En physique, l’antimatière est simplement « l’opposé » de la matière. Les particules d’antimatière possèdent la même masse, mais leurs propriétés sont inversées, y compris la charge électrique. Si l’antimatière peut être créée en laboratoire, elle est souvent accompagnée de matière, ce qui entraîne la disparition des deux types de particules et un dégagement d’énergie. Ce qui intrigue, toutefois, c’est que la très grande majorité de l’univers est formé de matière. Pourquoi n’y a-t-il pas de galaxies d’antimatière?
Une équipe de chercheurs dirigés par Christopher Mauger, dans une étude récemment publiée, avance certaines options pouvant faire en partie la lumière sur cet étrange phénomène et répondre à d’autres questions dans le domaine de la physique fondamentale. Dans le cadre du programme Cryogenic Apparatus for Precision Tests of Argon Interactiosn with Neutrino (CAPTAIN), les résultats de l’équipe, publiés dans Physical Review Letters, représentent une première étape importante pour la mise sur pied du Deep Underground Neutrino Experiment (DUNE), une installation expérimentale pour l’étude des neutrinos et de la physique des particules.
Les collisionneurs de particules, comme le large collisionneur de hadrons (LHC), effectuent des expériences avec les quarks, un type de particule élémentaire. Ces tests ont mis au jour des faits expliquant la symétrie matière-antimatière, mais seulement en partie. Des expériences sur d’autres particules, les leptons, portent à croire que ces particules pourraient davantage expliquer l’asymétrie universelle. De précédentes études sur les neutrinos, un genre de leptons, ont permis de révéler des tendances inattendues du côté des trois « types » de neutrinos, des résultats qui, de l’avis des physiciens, pourrait également signifier que cette asymétrie serait plus importante que prévu.
Mais le défi de l’étude des particules est le fait que les neutrinos interagissent rarement avec les autres particules; un neutrino pourrait traverser une couche de plomb longue d’une année-lumière sans interaction. Découvrir ces rares « contacts » pourrait vouloir dire que les chercheurs devraient étudier un grand nombre de neutrinos pendant de longues périodes de temps. De plus, le flux constant de muons (encore une autre particule fondamentale) produit par les radiations cosmiques dans la haute atmosphère terrestre pourrait compliquer la détection des interactions pour les scientifiques.
La solution?
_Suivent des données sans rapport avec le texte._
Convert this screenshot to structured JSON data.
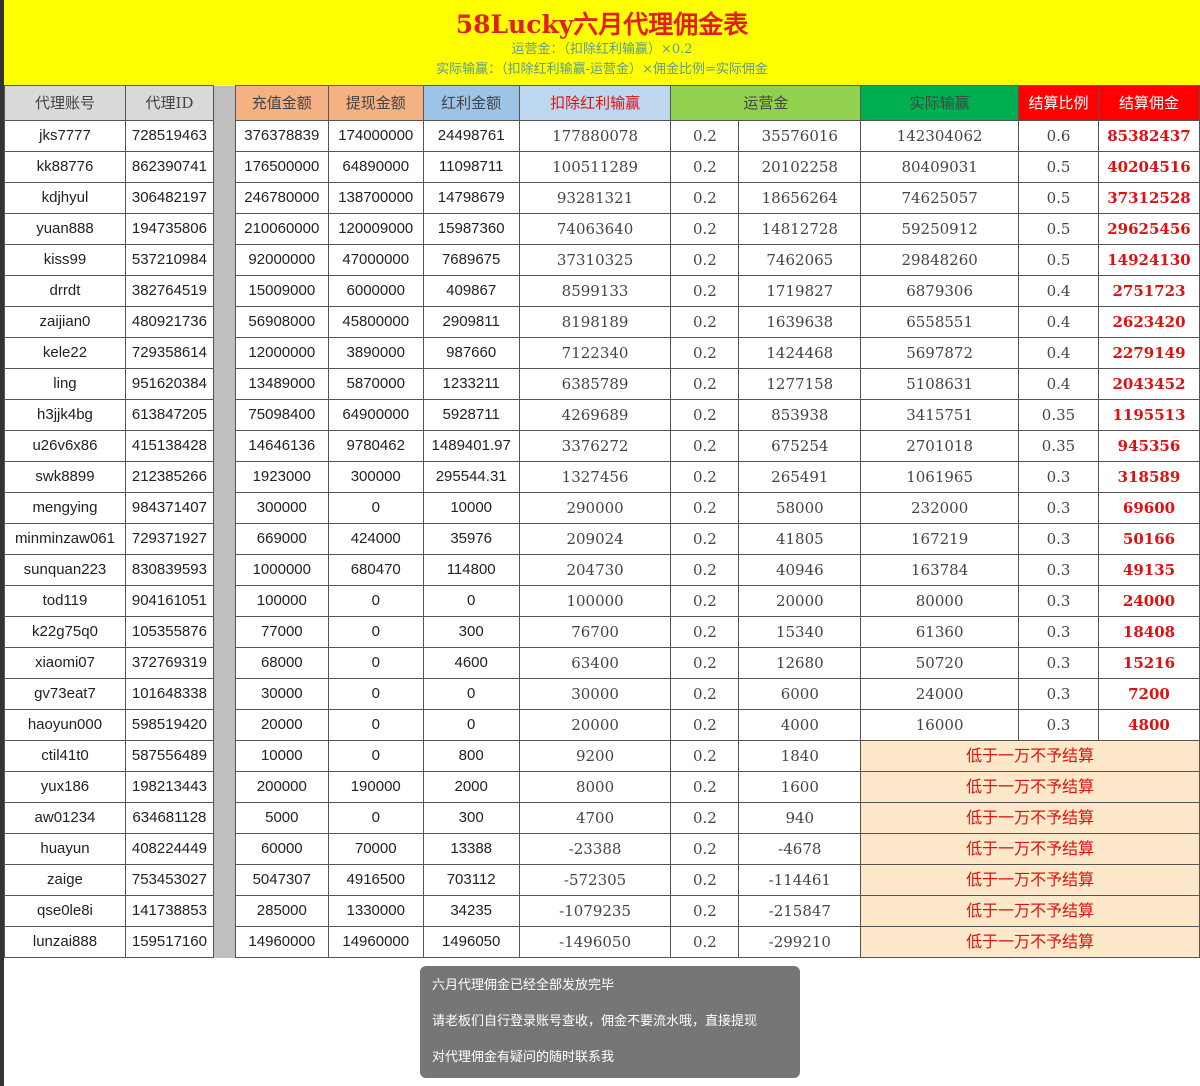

Plonger deux kilomètres sous terre, construire quatre détecteurs de 10 kilotonnes chacun remplis d’argon liquide, et y tirer un flux de neutrinos produit par un accélérateur de particules situé à 800 kilomètres de là. Voilà l’éventuel objectif de DUNE. L’excavation du laboratoire est en cours, et les chercheurs doivent compléter quantité de tests avant l’installation du premier détecteur, en 2022.
Tester la théorie
Pour la première publication dans le cadre de CAPTAIN, les chercheurs se sont intéressés à un défi de taille: comment gérer les mesures des interactions avec d’autres particules. Par exemple, lorsqu’un neutrino interagit avec de l’argon, le neutrino emmagasine une charge électrique et dégage des neutrons. Une bonne fraction de l’énergie dégagée par l’interaction sera intégrée par le neutron, mais il n’a pas été possible d’en déterminer la proportion. « Nous devons comprendre les interactions entre argon et neutrons si nous voulons accomplir correctement l’expérience qui aura un impact sur notre compréhension de l’asymétrie entre matière et antimatière », affirme M. Mauger.
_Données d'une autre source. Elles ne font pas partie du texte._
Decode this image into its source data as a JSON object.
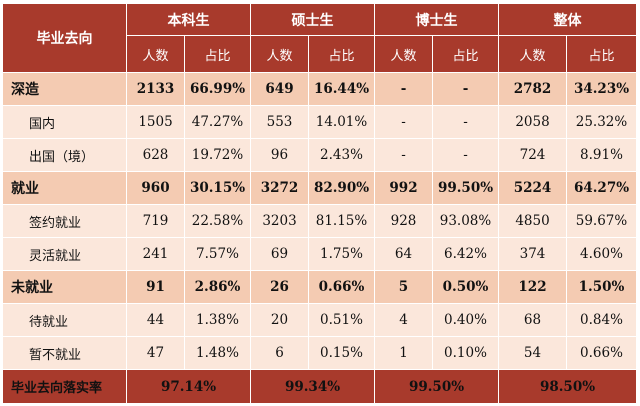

Son équipe et lui-même ont construit un prototype d’un détecteur DUNE d’un poids de 400 kilos appelé mini-CAPTAIN, et ont recueilli des données à partir d’un faisceau de neutrons provenant du Laboratoire national de Los Alamos, aux États-Unis.
Dans un futur proche, l’équipe de CAPTAIN se concentrera à raffiner les méthodes développées pour cette récente étude, en plus d’effectuer d’autres tests avant que DUNE ne commence à recueillir des données en 2026. Une fois que le projet aura pris son élan, les chercheurs espèrent se servir des installations pour les aider à répondre à plusieurs questions liés à divers domaines de la physique des particules, de la physique nucléaire, et même de l’astrophysique.
« Les neutrinos sont difficiles à mesurer, quelque peu énigmatiques, et il y a un certain charme à tenter de comprendre comment ils fonctionnent. Étudier cette particule vraiment intéressante qui nous entoure, mais qui est pourtant si difficile à mesurer, et qui pourrait contenir la raison de notre existence… et je fais ça comme travail! », a ajouté M. Mauger.